Regulation of a metabolic system in vitro: synthesis of threonine from aspartic acid

Abstract

Six enzymes involved in the conversion of aspartate to threonine were extracted from Escherichia coli and separated from each other. Two of these enzymes, aspartokinase and homoserine dehydrogenase, were also partially purified from Rhodopseudomonas sphaeroides. In an attempt to determine whether small changes in the kinetic properties of individual enzymes are important to the regulation of metabolic flux through a coupled reaction system, the partially purified enzymes were recombined in a variety of ways under reaction conditions designed to resemble the in vivo situation.

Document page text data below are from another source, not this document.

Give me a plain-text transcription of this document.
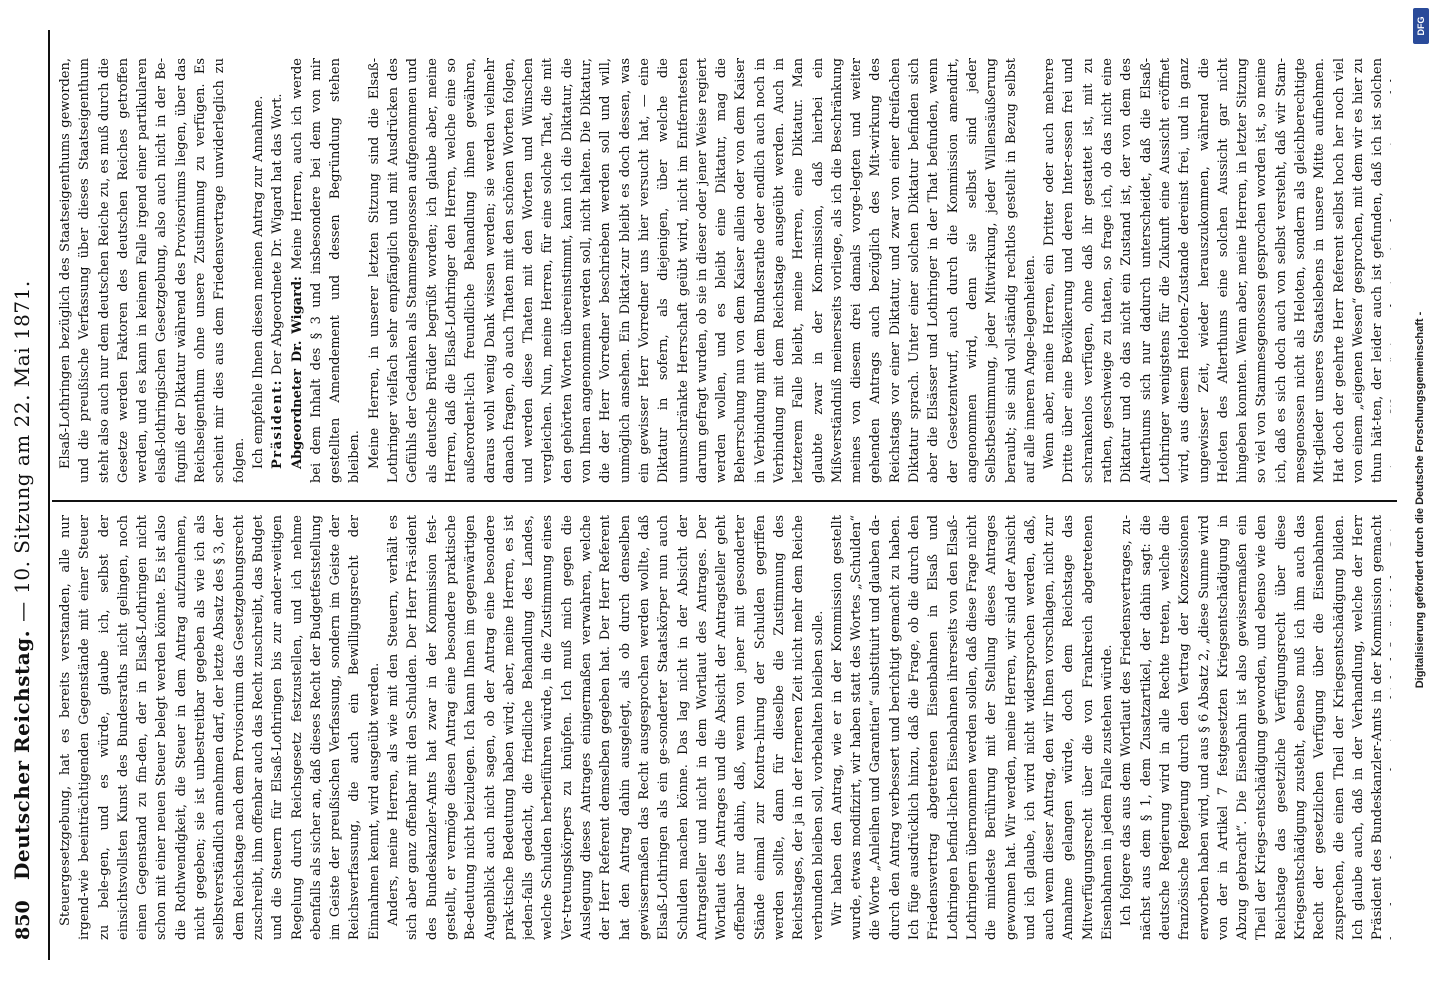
850
Deutscher Reichstag.
—
10. Sitzung am 22. Mai 1871.

Steuergesetzgebung, hat es bereits verstanden, alle nur irgend-wie beeinträchtigenden Gegenstände mit einer Steuer zu bele-gen, und es würde, glaube ich, selbst der einsichtsvollsten Kunst des Bundesraths nicht gelingen, noch einen Gegenstand zu fin-den, der in Elsaß-Lothringen nicht schon mit einer neuen Steuer belegt werden könnte. Es ist also die Rothwendigkeit, die Steuer in dem Antrag aufzunehmen, nicht gegeben; sie ist unbestreitbar gegeben als wie ich als selbstverständlich annehmen darf, der letzte Absatz des § 3, der dem Reichstage nach dem Provisorium das Gesetzgebungsrecht zuschreibt, ihm offenbar auch das Recht zuschreibt, das Budget und die Steuern für Elsaß-Lothringen bis zur ander-weitigen Regelung durch Reichsgesetz festzustellen, und ich nehme ebenfalls als sicher an, daß dieses Recht der Budgetfeststellung im Geiste der preußischen Verfassung, sondern im Geiste der Reichsverfassung, die auch ein Bewilligungsrecht der Einnahmen kennt, wird ausgeübt werden. Anders, meine Herren, als wie mit den Steuern, verhält es sich aber ganz offenbar mit den Schulden. Der Herr Prä-sident des Bundeskanzler-Amts hat zwar in der Kommission fest-gestellt, er vermöge diesen Antrag eine besondere praktische Be-deutung nicht beizulegen. Ich kann Ihnen im gegenwärtigen Augenblick auch nicht sagen, ob der Antrag eine besondere prak-tische Bedeutung haben wird; aber, meine Herren, es ist jeden-falls gedacht, die friedliche Behandlung des Landes, welche Schulden herbeiführen würde, in die Zustimmung eines Ver-tretungskörpers zu knüpfen. Ich muß mich gegen die Auslegung dieses Antrages einigermaßen verwahren, welche der Herr Referent demselben gegeben hat. Der Herr Referent hat den Antrag dahin ausgelegt, als ob durch denselben gewissermaßen das Recht ausgesprochen werden wollte, daß Elsaß-Lothringen als ein ge-sonderter Staatskörper nun auch Schulden machen könne. Das lag nicht in der Absicht der Antragsteller und nicht in dem Wortlaut des Antrages. Der Wortlaut des Antrages und die Absicht der Antragsteller geht offenbar nur dahin, daß, wenn von jener mit gesonderter Stände einmal zur Kontra-hirung der Schulden gegriffen werden sollte, dann für dieselbe die Zustimmung des Reichstages, der ja in der ferneren Zeit nicht mehr dem Reiche verbunden bleiben soll, vorbehalten bleiben solle. Wir haben den Antrag, wie er in der Kommission gestellt wurde, etwas modifizirt, wir haben statt des Wortes „Schulden“ die Worte „Anleihen und Garantien“ substituirt und glauben da-durch den Antrag verbessert und berichtigt gemacht zu haben. Ich füge ausdrücklich hinzu, daß die Frage, ob die durch den Friedensvertrag abgetretenen Eisenbahnen in Elsaß und Lothringen befind-lichen Eisenbahnen ihrerseits von den Elsaß-Lothringern übernommen werden sollen, daß diese Frage nicht die mindeste Berührung mit der Stellung dieses Antrages gewonnen hat. Wir werden, meine Herren, wir sind der Ansicht und ich glaube, ich wird nicht widersprochen werden, daß, auch wenn dieser Antrag, den wir Ihnen vorschlagen, nicht zur Annahme gelangen würde, doch dem Reichstage das Mitverfügungsrecht über die von Frankreich abgetretenen Eisenbahnen in jedem Falle zustehen würde. Ich folgere das aus dem Wortlaut des Friedensvertrages, zu-nächst aus dem § 1, dem Zusatzartikel, der dahin sagt: die deutsche Regierung wird in alle Rechte treten, welche die französische Regierung durch den Vertrag der Konzessionen erworben haben wird, und aus § 6 Absatz 2, „diese Summe wird von der in Artikel 7 festgesetzten Kriegsentschädigung in Abzug gebracht“. Die Eisenbahn ist also gewissermaßen ein Theil der Kriegs-entschädigung geworden, und ebenso wie den Reichstage das gesetzliche Verfügungsrecht über diese Kriegsentschädigung zusteht, ebenso muß ich ihm auch das Recht der gesetzlichen Verfügung über die Eisenbahnen zusprechen, die einen Theil der Kriegsentschädigung bilden. Ich glaube auch, daß in der Verhandlung, welche der Herr Präsident des Bundeskanzler-Amts in der Kommission gemacht

Elsaß-Lothringen bezüglich des Staatseigenthums geworden, und die preußische Verfassung über dieses Staatseigenthum steht also auch nur dem deutschen Reiche zu, es muß durch die Gesetze werden Faktoren des deutschen Reiches getroffen werden, und es kann in keinem Falle irgend einer partikularen elsaß-lothringischen Gesetzgebung, also auch nicht in der Be-fugniß der Diktatur während des Provisoriums liegen, über das Reichseigenthum ohne unsere Zustimmung zu verfügen. Es scheint mir dies aus dem Friedensvertrage unwiderleglich zu folgen. Ich empfehle Ihnen diesen meinen Antrag zur Annahme. Präsident: Der Abgeordnete Dr. Wigard hat das Wort. Abgeordneter Dr. Wigard: Meine Herren, auch ich werde bei dem Inhalt des § 3 und insbesondere bei dem von mir gestellten Amendement und dessen Begründung stehen bleiben. Meine Herren, in unserer letzten Sitzung sind die Elsaß-Lothringer vielfach sehr empfänglich und mit Ausdrücken des Gefühls der Gedanken als Stammesgenossen aufgenommen und als deutsche Brüder begrüßt worden; ich glaube aber, meine Herren, daß die Elsaß-Lothringer den Herren, welche eine so außerordent-lich freundliche Behandlung ihnen gewähren, daraus wohl wenig Dank wissen werden; sie werden vielmehr danach fragen, ob auch Thaten mit den schönen Worten folgen, und werden diese Thaten mit den Worten und Wünschen vergleichen. Nun, meine Herren, für eine solche That, die mit den gehörten Worten übereinstimmt, kann ich die Diktatur, die von Ihnen angenommen werden soll, nicht halten. Die Diktatur, die der Herr Vorredner beschrieben werden soll und will, unmöglich ansehen. Ein Diktat-zur bleibt es doch dessen, was ein gewisser Herr Vorredner uns hier versucht hat, — eine Diktatur in sofern, als diejenigen, über welche die unumschränkte Herrschaft geübt wird, nicht im Entferntesten darum gefragt wurden, ob sie in dieser oder jener Weise regiert werden wollen, und es bleibt eine Diktatur, mag die Beherrschung nun von dem Kaiser allein oder von dem Kaiser in Verbindung mit dem Bundesrathe oder endlich auch noch in Verbindung mit dem Reichstage ausgeübt werden. Auch in letzterem Falle bleibt, meine Herren, eine Diktatur. Man glaubte zwar in der Kom-mission, daß hierbei ein Mißverständniß meinerseits vorliege, als ich die Beschränkung meines von diesem drei damals vorge-legten und weiter gehenden Antrags auch bezüglich des Mit-wirkung des Reichstags vor einer Diktatur, und zwar von einer dreifachen Diktatur sprach. Unter einer solchen Diktatur befinden sich aber die Elsässer und Lothringer in der That befunden, wenn der Gesetzentwurf, auch durch die Kommission amendirt, angenommen wird, denn sie selbst sind jeder Selbstbestimmung, jeder Mitwirkung, jeder Willensäußerung beraubt; sie sind voll-ständig rechtlos gestellt in Bezug selbst auf alle inneren Ange-legenheiten. Wenn aber, meine Herren, ein Dritter oder auch mehrere Dritte über eine Bevölkerung und deren Inter-essen frei und schrankenlos verfügen, ohne daß ihr gestattet ist, mit zu rathen, geschweige zu thaten, so frage ich, ob das nicht eine Diktatur und ob das nicht ein Zustand ist, der von dem des Alterthums sich nur dadurch unterscheidet, daß die Elsaß-Lothringer wenigstens für die Zukunft eine Aussicht eröffnet wird, aus diesem Heloten-Zustande dereinst frei, und in ganz ungewisser Zeit, wieder herauszukommen, während die Heloten des Alterthums eine solchen Aussicht gar nicht hingeben konnten. Wenn aber, meine Herren, in letzter Sitzung so viel von Stammesgenossen gesprochen worden ist, so meine ich, daß es sich doch auch von selbst versteht, daß wir Stam-mesgenossen nicht als Heloten, sondern als gleichberechtigte Mit-glieder unseres Staatslebens in unsere Mitte aufnehmen. Hat doch der geehrte Herr Referent selbst hoch her noch viel von einem „eigenen Wesen“ gesprochen, mit dem wir es hier zu thun hät-ten, der leider auch ist gefunden, daß ich ist solchen

DFG
Digitalisierung gefördert durch die Deutsche Forschungsgemeinschaft -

These conditions include use of an entire metabolic system rather than a single reaction; high enzyme concentrations at the same relative concentrations as found in the cell; and low, steady-state concentrations of substrates and products. Metabolic flux was followed spectrophotometrically and the concentrations of aspartic semialdehyde, homoserine, O-phosphohomoserine and threonine were measured. The threonine concentration is apparently of major importance in regulating metabolic flux by inhibiting aspartokinase, the 1st reaction in the pathway. When threonine-insensitive aspartokinases were used, threonine concentrations reached higher levels and the rate of NADPH oxidation remained higher. The fact that neither aspartic semialdehyde nor homoserine accumulated as the threonine concentration increased and the lack of correlation between changes in metabolic flux and ADP/ATP or NADPH/NADP ratios indicate that more subtle forms of metabolic regulation, such as reverse cascade, secondary feedback sites, or energy charge, are of little regulatory importance in this isolated, metabolic system. The need for caution in projecting in vivo control mechanisms from in vitro experiments was emphasized.